Treasury Regulation Section 1.304-4

Prior to the proposal of Treasury Regulation Section 1.304-4, the creation of new subsidiaries allowed taxpayers to use a different tax strategy with distributions, despite the Section 304 check. Specifically, by creating a new subsidiary to purchase the stock of a related corporation, the parent could use an entity that had no earnings and profits and so elect out of dividend treatment. Such a transaction was especially appealing to the parent of a multinational group as a method to distribute cash from a foreign subsidiary without dividend tax. The regulation at Section 1.304-4 prevents this strategy by disregarding the new entity and deeming its parent as the acquirer.

For example: US Parent has two subsidiaries, S1 and S2. If S2 simply buys stock of S1 from Parent, then Section 304 forces a Section 302 analysis on the transaction. It cannot be a Section 302 redemption because the sole owner has no diminished ownership, so we must look to Section 301 for the distribution’s tax consequences. The purchase of S1 stock from Parent counts as a contribution of S1 stock from Parent to S2, followed by a distribution from S2 to Parent that will be taxed based on the availability of earnings and profits or basis of Parent’s S2 stock. If S2 has plenty of earnings and profits, then what is formally structured as a sale becomes a taxable dividend.

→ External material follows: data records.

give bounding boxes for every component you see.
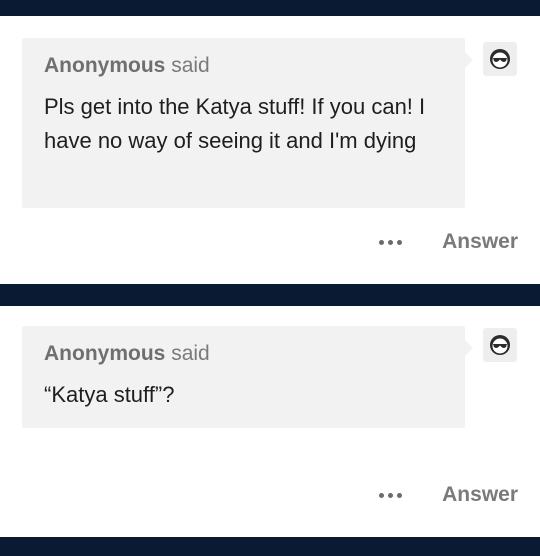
asker-line: Anonymous said [44,52,443,80]
question-text: Pls get into the Katya stuff! If you can… [44,94,426,153]
answer-button[interactable]: Answer [442,230,518,254]
sunglasses-face-icon[interactable] [483,328,517,362]
asker-name[interactable]: Anonymous [44,342,165,365]
post-actions: Answer [379,230,518,254]
top-dark-band [0,0,540,16]
more-dots-icon[interactable] [379,492,403,498]
question-text: “Katya stuff”? [44,382,175,407]
ask-card: Anonymous said Pls get into the Katya st… [0,16,540,284]
asker-verb: said [171,342,210,365]
ask-card: Anonymous said “Katya stuff”? Answer [0,306,540,537]
answer-button[interactable]: Answer [442,483,518,507]
more-dots-icon[interactable] [379,239,403,245]
asker-line: Anonymous said [44,340,443,368]
sunglasses-face-icon[interactable] [483,42,517,76]
post-actions: Answer [379,483,518,507]
asker-name[interactable]: Anonymous [44,54,165,77]
middle-dark-band [0,284,540,306]
bottom-dark-band [0,537,540,556]
question-bubble: Anonymous said “Katya stuff”? [22,326,473,428]
question-bubble: Anonymous said Pls get into the Katya st… [22,38,473,208]
asker-verb: said [171,54,210,77]
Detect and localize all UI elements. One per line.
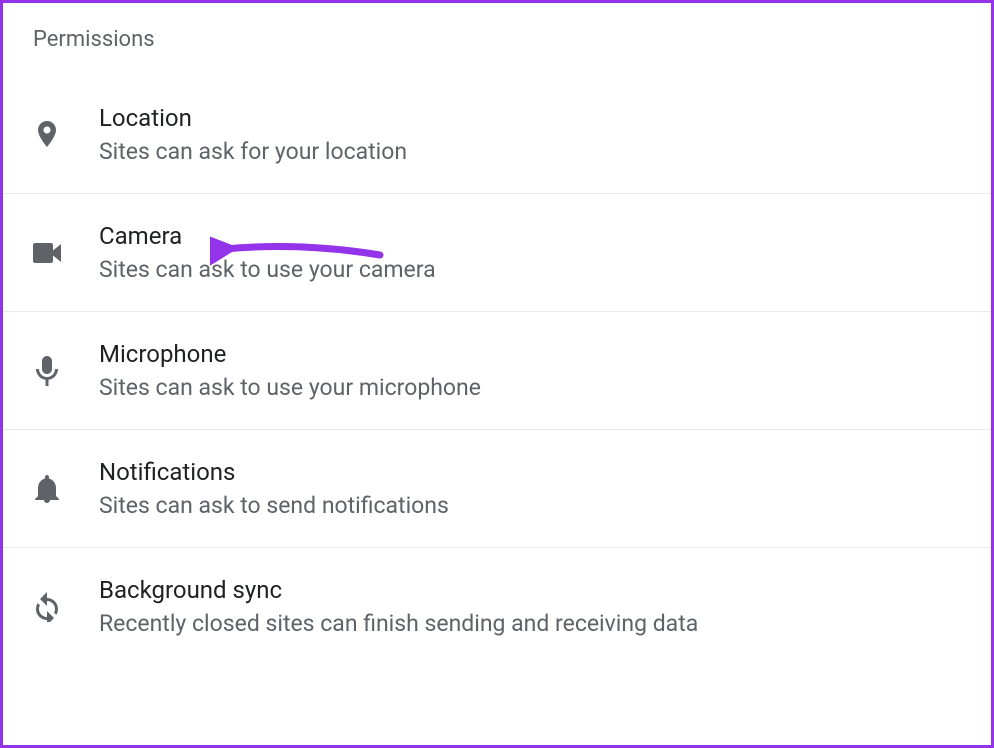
permission-description: Sites can ask for your location xyxy=(99,138,407,165)
permission-title: Location xyxy=(99,104,407,132)
location-icon xyxy=(33,121,61,149)
camera-icon xyxy=(33,239,61,267)
permission-title: Notifications xyxy=(99,458,449,486)
permission-description: Recently closed sites can finish sending… xyxy=(99,610,698,637)
permissions-panel: Permissions Location Sites can ask for y… xyxy=(0,0,994,748)
permission-title: Background sync xyxy=(99,576,698,604)
permission-item-notifications[interactable]: Notifications Sites can ask to send noti… xyxy=(3,429,991,547)
permission-item-microphone[interactable]: Microphone Sites can ask to use your mic… xyxy=(3,311,991,429)
sync-icon xyxy=(33,593,61,621)
permission-item-location[interactable]: Location Sites can ask for your location xyxy=(3,76,991,193)
section-title: Permissions xyxy=(3,3,991,76)
permission-text: Background sync Recently closed sites ca… xyxy=(99,576,698,637)
permission-description: Sites can ask to send notifications xyxy=(99,492,449,519)
permission-title: Microphone xyxy=(99,340,481,368)
permission-item-camera[interactable]: Camera Sites can ask to use your camera xyxy=(3,193,991,311)
bell-icon xyxy=(33,475,61,503)
permission-text: Location Sites can ask for your location xyxy=(99,104,407,165)
permission-list: Location Sites can ask for your location… xyxy=(3,76,991,665)
permission-title: Camera xyxy=(99,222,436,250)
permission-text: Notifications Sites can ask to send noti… xyxy=(99,458,449,519)
permission-description: Sites can ask to use your camera xyxy=(99,256,436,283)
permission-text: Camera Sites can ask to use your camera xyxy=(99,222,436,283)
microphone-icon xyxy=(33,357,61,385)
permission-item-background-sync[interactable]: Background sync Recently closed sites ca… xyxy=(3,547,991,665)
permission-description: Sites can ask to use your microphone xyxy=(99,374,481,401)
permission-text: Microphone Sites can ask to use your mic… xyxy=(99,340,481,401)
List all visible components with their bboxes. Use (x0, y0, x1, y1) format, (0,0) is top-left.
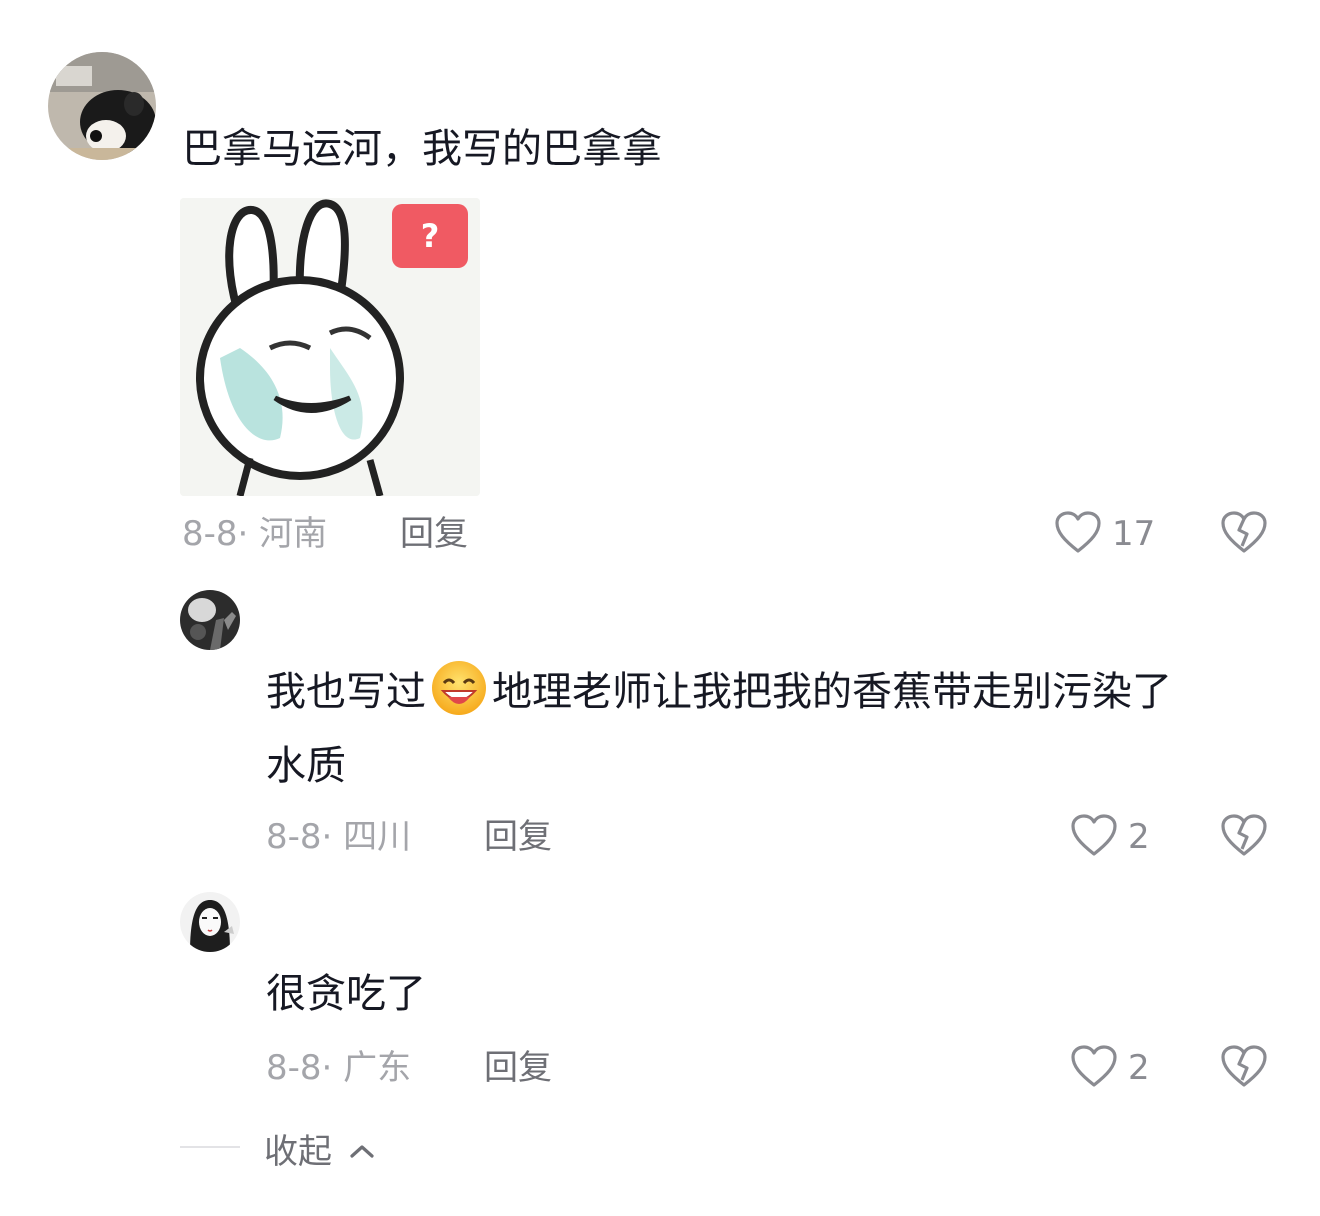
broken-heart-icon[interactable] (1220, 813, 1268, 861)
avatar[interactable] (180, 892, 240, 952)
like-count: 17 (1112, 514, 1156, 554)
broken-heart-icon[interactable] (1220, 1044, 1268, 1092)
broken-heart-icon[interactable] (1220, 510, 1268, 558)
comment-meta: 8-8· 四川 (266, 817, 412, 857)
grinning-sweat-emoji (430, 659, 488, 717)
like-count: 2 (1128, 1048, 1150, 1088)
collapse-button[interactable]: 收起 (264, 1128, 375, 1172)
heart-outline-icon[interactable] (1070, 813, 1118, 861)
comment-text-part: 地理老师让我把我的香蕉带走别污染了 (492, 669, 1172, 715)
comment-text: 我也写过 地理老师让我把我的香蕉带走别污染了 (266, 656, 1172, 728)
comment-text-part: 我也写过 (266, 669, 426, 715)
collapse-divider (180, 1146, 240, 1148)
dark-hand-avatar-image (180, 590, 240, 650)
comment-meta: 8-8· 河南 (182, 514, 328, 554)
comment-meta: 8-8· 广东 (266, 1048, 412, 1088)
heart-outline-icon[interactable] (1054, 510, 1102, 558)
avatar[interactable] (48, 52, 156, 160)
comment-text: 巴拿马运河，我写的巴拿拿 (182, 126, 662, 172)
reply-button[interactable]: 回复 (400, 514, 468, 554)
reply-button[interactable]: 回复 (484, 1048, 552, 1088)
collapse-label: 收起 (264, 1132, 332, 1172)
anime-girl-avatar-image (180, 892, 240, 952)
comment-text-line2: 水质 (266, 743, 346, 789)
comment-text: 很贪吃了 (266, 971, 426, 1017)
chevron-up-icon (349, 1128, 375, 1168)
comment-sticker[interactable]: ? (180, 198, 480, 496)
like-count: 2 (1128, 817, 1150, 857)
avatar[interactable] (180, 590, 240, 650)
heart-outline-icon[interactable] (1070, 1044, 1118, 1092)
dog-avatar-image (48, 52, 156, 160)
reply-button[interactable]: 回复 (484, 817, 552, 857)
help-badge[interactable]: ? (392, 204, 468, 268)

In an attempt to avoid application of Section 304, Parent might try to create a subsidiary, S3, under S2. The new subsidiary has no earnings and profits, so when it engages in a purchase of S1 stock from Parent, the Sections 304 and 302 analysis dictates that the ending point will be a return of basis (or capital gain) rather than a taxable dividend. However, Section 1.304-4 comes into play and disregards S3, provided that one of the principal purposes of the transaction was avoidance of Section 304. If S3 is disregarded, then the deemed acquiring corporation is its  parent S2, negating the use of a new subsidiary to sidestep S2’s earnings and profits.

Because Section 304 draws earnings and profits from both the acquiring corporation and the issuing corporation, Section 1.304-4 can create a deemed issuing corporation as well as a deemed acquiring corporation. If Parent had created S4 under S1 and S2 purchased the S4 stock (with a principal purpose of Section 304 avoidance), then Section 1.304-4 would disregard S4 and deem S1 the issuing corporation for earnings and profits purposes.


Treasury Regulation Section 1.304-4 primarily creates a limitation for multinational corporate groups who have the need to make repatriating distributions and are not able to rely on the dividends received deduction. While such multinational groups should engage in thoughtful tax planning, this finalized regulation limits the use of new subsidiaries simply to evade the earnings and profits rules.